Italy's second-biggest bank, Intesa Sanpaolo on Wednesday offered to buy the healthy assets of two troubled Veneto-based banks at a "token" price, provided the deal had no impact on its own capital ratios and dividend policy.
Intesa Sanpaolo's conditional agreement to buy Veneto Banca and Banca Popolare di Vicenza, based in the industrial north-eastern region of Veneto, should help stave off fears about the stability of the banking system in the eurozone's third largest economy, according to analysts.
Both the banks are saddled with bad loans and have posted losses in 2016 of 1.5 and 1.9 billion euros (1.7 and 2.1 billion dollars) respectively and in March asked for government aid to stay afloat.
Intesa Sanpaolo said it won't buy the two banks' problematic loans, risky performing loans, junior bonds and other assets and liabilities including all integration and restructuring charges such as at least 4,000 job losses.
Italian bank shares rallied on the news of the proposed sale, with Intesa climbing 2 per cent, UBI Banca gaining 4.5 per cent and UniCredit up 1.5 per cent.
Intesa's role is part of a new government plan that would effectively liquidate Banca Popolare di Vicenza and Veneto Banca, helped by taxpayer money to reduce losses for the banks' private investors.

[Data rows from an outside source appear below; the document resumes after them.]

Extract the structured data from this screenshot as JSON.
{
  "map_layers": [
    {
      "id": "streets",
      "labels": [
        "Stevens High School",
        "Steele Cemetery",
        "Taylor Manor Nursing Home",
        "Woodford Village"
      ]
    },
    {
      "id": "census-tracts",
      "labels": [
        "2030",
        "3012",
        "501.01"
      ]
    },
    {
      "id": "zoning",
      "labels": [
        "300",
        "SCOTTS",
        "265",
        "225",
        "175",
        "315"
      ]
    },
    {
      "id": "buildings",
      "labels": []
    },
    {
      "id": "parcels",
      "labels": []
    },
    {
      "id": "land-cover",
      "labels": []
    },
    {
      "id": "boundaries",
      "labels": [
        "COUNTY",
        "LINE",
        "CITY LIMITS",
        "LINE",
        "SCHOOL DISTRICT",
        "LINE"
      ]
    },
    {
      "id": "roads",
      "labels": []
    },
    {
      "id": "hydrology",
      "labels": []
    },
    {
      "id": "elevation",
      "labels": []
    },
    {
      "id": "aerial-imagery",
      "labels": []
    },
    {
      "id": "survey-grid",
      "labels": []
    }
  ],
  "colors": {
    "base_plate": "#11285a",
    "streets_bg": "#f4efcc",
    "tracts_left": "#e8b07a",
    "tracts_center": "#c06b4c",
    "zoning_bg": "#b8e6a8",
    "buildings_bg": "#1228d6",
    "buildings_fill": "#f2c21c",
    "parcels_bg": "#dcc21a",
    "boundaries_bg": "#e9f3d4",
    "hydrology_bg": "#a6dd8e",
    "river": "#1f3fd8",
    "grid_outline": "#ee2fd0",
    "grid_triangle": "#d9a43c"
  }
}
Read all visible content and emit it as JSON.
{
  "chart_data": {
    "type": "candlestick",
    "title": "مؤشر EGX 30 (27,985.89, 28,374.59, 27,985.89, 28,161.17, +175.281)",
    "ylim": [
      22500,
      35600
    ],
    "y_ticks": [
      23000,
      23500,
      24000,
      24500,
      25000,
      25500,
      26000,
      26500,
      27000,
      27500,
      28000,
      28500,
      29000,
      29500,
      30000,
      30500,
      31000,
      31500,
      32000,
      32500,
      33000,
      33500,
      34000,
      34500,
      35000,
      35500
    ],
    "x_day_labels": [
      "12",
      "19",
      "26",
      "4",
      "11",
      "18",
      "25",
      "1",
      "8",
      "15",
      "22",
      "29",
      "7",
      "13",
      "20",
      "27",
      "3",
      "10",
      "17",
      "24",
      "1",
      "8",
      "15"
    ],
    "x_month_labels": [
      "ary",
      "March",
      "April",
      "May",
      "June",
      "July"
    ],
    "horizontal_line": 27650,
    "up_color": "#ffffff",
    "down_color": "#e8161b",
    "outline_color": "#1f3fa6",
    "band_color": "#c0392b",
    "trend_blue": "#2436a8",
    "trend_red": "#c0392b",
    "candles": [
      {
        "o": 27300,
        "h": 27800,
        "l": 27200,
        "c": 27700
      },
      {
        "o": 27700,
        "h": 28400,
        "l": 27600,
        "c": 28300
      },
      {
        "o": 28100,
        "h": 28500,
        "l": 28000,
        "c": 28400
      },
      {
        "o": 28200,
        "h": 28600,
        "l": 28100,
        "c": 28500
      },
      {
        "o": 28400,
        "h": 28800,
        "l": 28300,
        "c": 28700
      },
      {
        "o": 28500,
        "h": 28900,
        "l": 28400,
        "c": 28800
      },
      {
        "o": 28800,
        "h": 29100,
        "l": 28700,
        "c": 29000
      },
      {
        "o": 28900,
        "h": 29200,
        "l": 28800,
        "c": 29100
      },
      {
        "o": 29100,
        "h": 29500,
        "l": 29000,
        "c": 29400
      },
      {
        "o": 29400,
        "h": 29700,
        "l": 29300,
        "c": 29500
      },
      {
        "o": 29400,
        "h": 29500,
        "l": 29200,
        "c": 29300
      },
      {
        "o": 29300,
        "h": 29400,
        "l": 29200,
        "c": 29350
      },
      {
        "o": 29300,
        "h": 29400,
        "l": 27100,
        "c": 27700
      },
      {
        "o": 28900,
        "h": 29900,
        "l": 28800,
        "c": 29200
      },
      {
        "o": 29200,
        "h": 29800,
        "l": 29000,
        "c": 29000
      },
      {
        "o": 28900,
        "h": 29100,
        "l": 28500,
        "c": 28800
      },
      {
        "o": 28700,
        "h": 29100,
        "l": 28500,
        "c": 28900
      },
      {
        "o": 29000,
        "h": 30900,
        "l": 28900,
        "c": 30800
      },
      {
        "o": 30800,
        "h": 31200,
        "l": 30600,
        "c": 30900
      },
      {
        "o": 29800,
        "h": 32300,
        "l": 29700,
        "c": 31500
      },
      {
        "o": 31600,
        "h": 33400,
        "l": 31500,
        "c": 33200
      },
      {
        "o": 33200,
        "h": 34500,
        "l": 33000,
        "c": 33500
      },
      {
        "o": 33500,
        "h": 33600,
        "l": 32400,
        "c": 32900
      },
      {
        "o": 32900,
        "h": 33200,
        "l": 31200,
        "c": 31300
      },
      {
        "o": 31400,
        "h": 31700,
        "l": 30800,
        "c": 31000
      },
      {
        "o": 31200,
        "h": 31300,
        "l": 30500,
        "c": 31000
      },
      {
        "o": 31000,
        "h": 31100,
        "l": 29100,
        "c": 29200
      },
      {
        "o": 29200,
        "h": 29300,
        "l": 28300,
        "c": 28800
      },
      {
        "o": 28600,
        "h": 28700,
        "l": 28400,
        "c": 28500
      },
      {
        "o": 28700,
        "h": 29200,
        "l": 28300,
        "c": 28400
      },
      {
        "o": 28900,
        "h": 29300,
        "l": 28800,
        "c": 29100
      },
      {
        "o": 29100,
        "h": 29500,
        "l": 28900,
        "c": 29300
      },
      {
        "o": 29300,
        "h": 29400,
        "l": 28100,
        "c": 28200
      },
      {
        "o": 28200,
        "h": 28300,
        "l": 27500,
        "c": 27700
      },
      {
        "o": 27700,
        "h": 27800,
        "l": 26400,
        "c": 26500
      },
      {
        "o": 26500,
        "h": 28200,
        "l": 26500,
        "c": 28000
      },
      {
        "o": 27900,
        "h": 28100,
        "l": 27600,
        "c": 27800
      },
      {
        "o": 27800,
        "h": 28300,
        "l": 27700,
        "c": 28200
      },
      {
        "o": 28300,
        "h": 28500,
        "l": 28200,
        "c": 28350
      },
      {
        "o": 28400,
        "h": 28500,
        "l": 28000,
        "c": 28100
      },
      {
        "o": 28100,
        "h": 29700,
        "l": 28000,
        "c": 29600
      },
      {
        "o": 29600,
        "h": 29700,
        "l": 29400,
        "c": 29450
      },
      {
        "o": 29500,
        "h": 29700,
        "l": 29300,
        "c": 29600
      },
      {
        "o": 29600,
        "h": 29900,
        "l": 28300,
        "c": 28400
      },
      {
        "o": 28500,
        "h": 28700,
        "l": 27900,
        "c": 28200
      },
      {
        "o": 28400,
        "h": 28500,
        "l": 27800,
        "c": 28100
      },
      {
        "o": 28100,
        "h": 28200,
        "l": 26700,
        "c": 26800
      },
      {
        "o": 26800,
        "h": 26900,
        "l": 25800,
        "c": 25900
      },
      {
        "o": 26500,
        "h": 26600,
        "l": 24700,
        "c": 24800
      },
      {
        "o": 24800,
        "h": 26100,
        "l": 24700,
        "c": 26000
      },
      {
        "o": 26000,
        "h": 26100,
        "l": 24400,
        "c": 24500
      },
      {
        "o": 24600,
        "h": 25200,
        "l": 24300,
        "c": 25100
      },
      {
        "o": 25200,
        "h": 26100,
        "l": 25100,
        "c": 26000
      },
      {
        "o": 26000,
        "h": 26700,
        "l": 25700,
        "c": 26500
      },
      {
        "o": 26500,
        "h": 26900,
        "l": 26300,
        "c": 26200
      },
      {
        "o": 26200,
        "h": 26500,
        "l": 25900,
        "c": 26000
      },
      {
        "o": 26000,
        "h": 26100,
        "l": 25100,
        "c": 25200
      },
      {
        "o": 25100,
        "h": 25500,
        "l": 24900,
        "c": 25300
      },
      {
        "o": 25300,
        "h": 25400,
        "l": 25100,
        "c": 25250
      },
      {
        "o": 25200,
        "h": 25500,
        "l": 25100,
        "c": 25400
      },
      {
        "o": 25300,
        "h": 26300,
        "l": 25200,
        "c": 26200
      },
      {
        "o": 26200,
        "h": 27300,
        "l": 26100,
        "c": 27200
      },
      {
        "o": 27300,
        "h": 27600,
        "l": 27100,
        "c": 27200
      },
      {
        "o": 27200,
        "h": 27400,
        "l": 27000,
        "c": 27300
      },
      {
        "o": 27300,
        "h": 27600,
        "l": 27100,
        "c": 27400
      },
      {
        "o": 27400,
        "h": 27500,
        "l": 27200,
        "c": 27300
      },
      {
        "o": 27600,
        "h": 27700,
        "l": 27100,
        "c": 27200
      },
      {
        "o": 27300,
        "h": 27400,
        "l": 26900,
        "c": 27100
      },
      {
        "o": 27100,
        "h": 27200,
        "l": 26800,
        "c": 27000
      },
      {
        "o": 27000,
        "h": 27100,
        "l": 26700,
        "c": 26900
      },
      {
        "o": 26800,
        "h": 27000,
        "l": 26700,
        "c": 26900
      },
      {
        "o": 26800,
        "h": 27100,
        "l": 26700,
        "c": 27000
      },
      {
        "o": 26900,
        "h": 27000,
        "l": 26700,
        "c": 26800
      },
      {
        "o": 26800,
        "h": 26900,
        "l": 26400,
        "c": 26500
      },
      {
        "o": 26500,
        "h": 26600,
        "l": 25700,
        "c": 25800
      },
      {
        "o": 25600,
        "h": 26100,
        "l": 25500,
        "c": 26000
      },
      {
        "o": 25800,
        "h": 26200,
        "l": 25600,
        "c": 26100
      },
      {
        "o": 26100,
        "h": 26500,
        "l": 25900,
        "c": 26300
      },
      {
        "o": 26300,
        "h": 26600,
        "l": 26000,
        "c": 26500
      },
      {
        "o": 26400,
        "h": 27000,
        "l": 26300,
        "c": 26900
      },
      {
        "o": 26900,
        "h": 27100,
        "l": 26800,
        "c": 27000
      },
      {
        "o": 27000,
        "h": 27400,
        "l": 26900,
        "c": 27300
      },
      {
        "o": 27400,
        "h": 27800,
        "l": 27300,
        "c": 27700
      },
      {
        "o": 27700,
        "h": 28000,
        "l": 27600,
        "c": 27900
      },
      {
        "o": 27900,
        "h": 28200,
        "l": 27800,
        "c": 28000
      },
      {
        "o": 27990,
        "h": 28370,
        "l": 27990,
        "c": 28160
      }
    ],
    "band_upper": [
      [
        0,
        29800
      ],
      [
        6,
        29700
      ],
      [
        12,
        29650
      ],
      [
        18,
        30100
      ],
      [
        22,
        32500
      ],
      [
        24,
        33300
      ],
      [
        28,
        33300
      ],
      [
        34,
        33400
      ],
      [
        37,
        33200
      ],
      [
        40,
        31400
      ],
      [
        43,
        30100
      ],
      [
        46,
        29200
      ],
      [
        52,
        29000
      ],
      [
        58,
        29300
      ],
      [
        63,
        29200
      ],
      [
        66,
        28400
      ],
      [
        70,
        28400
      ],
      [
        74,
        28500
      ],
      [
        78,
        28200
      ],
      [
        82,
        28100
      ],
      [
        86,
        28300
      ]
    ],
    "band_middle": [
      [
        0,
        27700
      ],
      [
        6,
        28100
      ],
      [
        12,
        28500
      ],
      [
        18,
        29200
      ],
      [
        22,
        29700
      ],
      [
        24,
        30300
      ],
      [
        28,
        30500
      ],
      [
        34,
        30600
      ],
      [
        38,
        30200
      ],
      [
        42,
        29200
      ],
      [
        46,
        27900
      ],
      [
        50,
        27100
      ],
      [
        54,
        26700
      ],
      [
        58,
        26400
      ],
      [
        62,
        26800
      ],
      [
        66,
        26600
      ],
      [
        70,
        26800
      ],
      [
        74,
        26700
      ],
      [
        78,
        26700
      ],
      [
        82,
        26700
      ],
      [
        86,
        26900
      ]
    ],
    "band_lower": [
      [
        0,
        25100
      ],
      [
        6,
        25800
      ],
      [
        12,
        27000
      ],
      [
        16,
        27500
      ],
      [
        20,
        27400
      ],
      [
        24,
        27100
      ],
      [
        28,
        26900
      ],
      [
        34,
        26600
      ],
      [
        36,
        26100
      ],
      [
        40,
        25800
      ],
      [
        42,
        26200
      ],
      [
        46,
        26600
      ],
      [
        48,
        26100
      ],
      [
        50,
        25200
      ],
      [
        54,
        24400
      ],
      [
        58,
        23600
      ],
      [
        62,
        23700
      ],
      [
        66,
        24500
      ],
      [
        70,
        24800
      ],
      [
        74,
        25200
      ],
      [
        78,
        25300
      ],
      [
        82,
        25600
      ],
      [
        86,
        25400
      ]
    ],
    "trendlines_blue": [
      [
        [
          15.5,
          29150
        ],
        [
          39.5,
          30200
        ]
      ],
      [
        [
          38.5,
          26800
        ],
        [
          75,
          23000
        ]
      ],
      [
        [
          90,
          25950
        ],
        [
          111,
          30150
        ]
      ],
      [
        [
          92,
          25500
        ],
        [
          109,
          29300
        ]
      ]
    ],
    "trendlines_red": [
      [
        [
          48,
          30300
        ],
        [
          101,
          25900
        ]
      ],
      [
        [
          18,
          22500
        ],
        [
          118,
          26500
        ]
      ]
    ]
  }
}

It is not clear whether the European Commission, which must authorise the use of state aid, would approve the plan. European Union regulators are expected to make a decision on the acquisition by the end of this week.
Rome authorities, which are trying to shore up the fragile national banking system without forcing losses on savers and investors, recently received EU approval to use state funds to save another ailing bank, Italy's oldest lender Monte dei Paschi di Siena.